Plateau in the Tau Ceti system is Venus-like, with a plateau (called Mount Lookitthat), half the size of California, rising high enough out of the dense atmosphere to be habitable. Inhabitants ("Mountaineers") are divided into two rigid hereditary castes, the "crew" and the "colonists", depending on whether their ancestors piloted the colonizing vessel. The crew are the upper caste, and hold power through their monopoly on organ transplantation and control of the police. The original colonists signed the "Covenant of Planetfall", agreeing that this outcome was just recompense for the labors of the crew during the voyage; that they signed at gunpoint as they were awakened from hibernation is kept secret from later generations, and also that those who refused, died. This repressive system is overthrown in A Gift From Earth, and the former inequality and caste system appears to have disappeared by the time The Ethics of Madness takes place.
Now for a planet that both Niven and Pournelle created.
The Legacy of Heorot (1987), first novel in the Heorot trilogy (1987–1997) by Larry Niven, Steven Barnes, and Jerry Pournelle. Two hundred colonists arrive on the paradise world Avalon (Tau Ceti IV) to found a new community, having made the 100-year journey from Earth in suspended animation. The colonists, all selected for their outstanding physical and mental attributes, make a terrible discovery: Their intelligence and reasoning skill have been damaged in transit, a devolution that will ill serve them in their upcoming struggle with the native grendels for control of their new land.
Colonists to Avalon fighting Grendels.  That doesn't remind me of anything, does it?

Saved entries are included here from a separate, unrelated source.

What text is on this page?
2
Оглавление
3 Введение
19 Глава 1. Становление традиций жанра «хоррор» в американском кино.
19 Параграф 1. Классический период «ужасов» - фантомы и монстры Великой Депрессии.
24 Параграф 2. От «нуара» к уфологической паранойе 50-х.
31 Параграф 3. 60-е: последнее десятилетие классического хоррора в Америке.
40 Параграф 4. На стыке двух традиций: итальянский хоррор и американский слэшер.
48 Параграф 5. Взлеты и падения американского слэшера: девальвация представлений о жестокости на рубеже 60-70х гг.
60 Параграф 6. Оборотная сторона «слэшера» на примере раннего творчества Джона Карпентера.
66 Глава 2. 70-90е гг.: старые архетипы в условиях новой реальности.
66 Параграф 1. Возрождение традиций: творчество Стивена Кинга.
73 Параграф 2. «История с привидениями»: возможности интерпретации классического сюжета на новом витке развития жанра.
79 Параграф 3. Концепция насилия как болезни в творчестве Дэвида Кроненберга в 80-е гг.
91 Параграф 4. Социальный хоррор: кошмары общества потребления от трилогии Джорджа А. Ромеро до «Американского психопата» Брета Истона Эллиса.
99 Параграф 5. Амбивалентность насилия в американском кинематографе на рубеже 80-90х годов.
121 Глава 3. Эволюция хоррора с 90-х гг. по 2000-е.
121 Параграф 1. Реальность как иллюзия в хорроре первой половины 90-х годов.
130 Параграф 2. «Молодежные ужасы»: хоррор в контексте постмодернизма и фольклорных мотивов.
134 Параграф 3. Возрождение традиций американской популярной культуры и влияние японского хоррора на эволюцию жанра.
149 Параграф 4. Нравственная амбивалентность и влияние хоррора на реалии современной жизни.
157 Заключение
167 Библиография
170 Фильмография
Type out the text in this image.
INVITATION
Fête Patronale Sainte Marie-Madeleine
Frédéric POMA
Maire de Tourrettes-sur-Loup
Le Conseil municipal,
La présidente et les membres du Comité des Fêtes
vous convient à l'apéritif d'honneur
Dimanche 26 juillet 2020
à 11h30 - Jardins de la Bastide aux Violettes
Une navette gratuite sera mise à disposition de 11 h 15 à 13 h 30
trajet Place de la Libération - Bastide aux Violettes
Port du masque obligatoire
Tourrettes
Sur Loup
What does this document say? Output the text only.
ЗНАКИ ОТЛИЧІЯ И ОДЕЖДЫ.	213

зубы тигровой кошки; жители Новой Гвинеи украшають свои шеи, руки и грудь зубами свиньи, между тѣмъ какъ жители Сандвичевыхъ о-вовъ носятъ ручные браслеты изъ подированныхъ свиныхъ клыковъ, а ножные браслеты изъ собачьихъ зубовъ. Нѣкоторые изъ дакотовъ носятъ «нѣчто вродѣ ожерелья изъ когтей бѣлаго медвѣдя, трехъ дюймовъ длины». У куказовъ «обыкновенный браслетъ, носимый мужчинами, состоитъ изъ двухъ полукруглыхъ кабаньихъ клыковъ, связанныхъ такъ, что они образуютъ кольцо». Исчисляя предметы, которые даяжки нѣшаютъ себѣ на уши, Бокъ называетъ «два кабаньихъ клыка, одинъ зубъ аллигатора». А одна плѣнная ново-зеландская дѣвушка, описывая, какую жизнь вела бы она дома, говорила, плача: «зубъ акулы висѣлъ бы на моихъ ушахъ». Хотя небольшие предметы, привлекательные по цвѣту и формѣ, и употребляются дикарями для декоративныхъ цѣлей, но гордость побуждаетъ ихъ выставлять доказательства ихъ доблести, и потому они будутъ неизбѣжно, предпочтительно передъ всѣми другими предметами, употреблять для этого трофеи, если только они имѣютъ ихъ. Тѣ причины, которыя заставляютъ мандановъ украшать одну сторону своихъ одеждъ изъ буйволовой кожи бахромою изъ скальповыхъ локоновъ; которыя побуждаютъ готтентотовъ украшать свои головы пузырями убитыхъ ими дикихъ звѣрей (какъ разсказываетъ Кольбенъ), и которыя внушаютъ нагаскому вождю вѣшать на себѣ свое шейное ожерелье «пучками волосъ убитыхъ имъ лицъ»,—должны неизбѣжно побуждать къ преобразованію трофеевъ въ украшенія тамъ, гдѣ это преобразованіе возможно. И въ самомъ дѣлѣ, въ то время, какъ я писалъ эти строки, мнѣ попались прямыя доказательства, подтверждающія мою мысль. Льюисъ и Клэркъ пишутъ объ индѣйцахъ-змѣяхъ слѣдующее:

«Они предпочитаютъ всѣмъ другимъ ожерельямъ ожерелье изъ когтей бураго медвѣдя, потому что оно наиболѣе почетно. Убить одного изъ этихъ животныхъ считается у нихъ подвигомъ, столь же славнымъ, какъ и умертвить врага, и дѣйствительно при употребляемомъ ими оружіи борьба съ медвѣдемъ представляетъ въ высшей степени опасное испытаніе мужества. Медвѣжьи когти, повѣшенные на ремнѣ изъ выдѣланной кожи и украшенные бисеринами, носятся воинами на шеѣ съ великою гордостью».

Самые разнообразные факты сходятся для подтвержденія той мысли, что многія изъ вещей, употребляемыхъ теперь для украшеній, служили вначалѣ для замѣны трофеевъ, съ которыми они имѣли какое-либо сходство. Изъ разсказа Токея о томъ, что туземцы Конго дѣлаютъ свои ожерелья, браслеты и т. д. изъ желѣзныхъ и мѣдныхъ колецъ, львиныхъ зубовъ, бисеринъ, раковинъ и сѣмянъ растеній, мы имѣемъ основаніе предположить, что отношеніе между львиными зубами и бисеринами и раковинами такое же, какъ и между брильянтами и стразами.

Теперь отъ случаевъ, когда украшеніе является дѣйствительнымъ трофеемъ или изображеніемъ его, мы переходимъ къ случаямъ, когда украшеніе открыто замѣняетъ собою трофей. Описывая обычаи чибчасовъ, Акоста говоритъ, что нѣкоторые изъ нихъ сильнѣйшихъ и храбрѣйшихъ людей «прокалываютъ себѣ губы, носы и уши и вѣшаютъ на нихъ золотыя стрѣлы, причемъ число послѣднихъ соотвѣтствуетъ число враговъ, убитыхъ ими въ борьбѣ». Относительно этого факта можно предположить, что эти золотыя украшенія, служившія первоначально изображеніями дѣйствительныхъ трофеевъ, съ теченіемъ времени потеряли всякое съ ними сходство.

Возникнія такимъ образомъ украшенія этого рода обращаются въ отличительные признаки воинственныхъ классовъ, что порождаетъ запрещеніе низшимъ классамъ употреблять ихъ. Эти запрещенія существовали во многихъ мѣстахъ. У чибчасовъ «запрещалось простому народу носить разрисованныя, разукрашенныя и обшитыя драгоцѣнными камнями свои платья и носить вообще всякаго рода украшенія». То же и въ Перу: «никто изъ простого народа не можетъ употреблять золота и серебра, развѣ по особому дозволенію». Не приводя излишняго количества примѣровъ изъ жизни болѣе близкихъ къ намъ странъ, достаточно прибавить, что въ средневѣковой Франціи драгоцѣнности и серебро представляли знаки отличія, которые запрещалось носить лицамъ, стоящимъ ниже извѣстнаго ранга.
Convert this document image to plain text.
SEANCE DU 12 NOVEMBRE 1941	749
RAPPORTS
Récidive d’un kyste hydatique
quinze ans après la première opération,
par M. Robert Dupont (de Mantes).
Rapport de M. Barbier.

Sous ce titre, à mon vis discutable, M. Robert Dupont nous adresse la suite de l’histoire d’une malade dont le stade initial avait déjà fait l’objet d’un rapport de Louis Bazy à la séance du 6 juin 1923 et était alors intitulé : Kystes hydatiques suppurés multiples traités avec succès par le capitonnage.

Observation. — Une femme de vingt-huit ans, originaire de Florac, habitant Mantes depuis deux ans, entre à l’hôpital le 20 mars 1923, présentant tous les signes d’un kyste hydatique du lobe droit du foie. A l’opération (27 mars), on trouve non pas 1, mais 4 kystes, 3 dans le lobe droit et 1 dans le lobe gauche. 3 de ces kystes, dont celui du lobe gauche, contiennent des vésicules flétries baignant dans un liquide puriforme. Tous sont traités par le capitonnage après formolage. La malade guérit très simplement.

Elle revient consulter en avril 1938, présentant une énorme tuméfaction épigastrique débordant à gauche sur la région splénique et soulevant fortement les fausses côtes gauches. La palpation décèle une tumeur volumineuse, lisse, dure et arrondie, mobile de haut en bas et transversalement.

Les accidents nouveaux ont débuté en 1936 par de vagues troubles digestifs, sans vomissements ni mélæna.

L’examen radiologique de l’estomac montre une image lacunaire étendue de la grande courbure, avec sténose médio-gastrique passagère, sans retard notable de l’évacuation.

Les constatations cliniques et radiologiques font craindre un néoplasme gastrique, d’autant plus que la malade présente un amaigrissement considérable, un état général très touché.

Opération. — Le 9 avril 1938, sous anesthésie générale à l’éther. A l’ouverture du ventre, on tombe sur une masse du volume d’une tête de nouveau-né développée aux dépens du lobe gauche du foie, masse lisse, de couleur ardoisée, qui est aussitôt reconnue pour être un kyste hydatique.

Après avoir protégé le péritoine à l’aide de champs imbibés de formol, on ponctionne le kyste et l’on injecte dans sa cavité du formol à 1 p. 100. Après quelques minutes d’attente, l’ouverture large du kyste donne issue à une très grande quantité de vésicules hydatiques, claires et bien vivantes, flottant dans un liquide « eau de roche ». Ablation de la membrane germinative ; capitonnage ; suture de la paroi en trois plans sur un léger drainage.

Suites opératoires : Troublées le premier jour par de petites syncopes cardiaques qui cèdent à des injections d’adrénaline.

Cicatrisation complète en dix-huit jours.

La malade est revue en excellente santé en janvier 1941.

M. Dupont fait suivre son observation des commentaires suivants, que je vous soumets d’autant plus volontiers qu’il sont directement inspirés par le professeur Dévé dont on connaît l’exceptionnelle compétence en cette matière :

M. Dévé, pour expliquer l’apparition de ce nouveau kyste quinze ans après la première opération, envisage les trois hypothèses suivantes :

Finally, read the rest of the list of fictional inhabitable worlds around Tau Ceti; it's impressive.


  1. "Gift" is a prefect example of how tech keeps outstripping Sci-Fi. It looks like we'll be able to make organs from our individual DNA as needed very soon.

    The catch, as ever, is money. I'd say the Rich/Poor Divide is the one constant.

    1. No kidding. Moore's Law is another. As for the rich/poor divide, that's in "Gift from Earth" as well. That society had a ruthless class structure until after the revolution.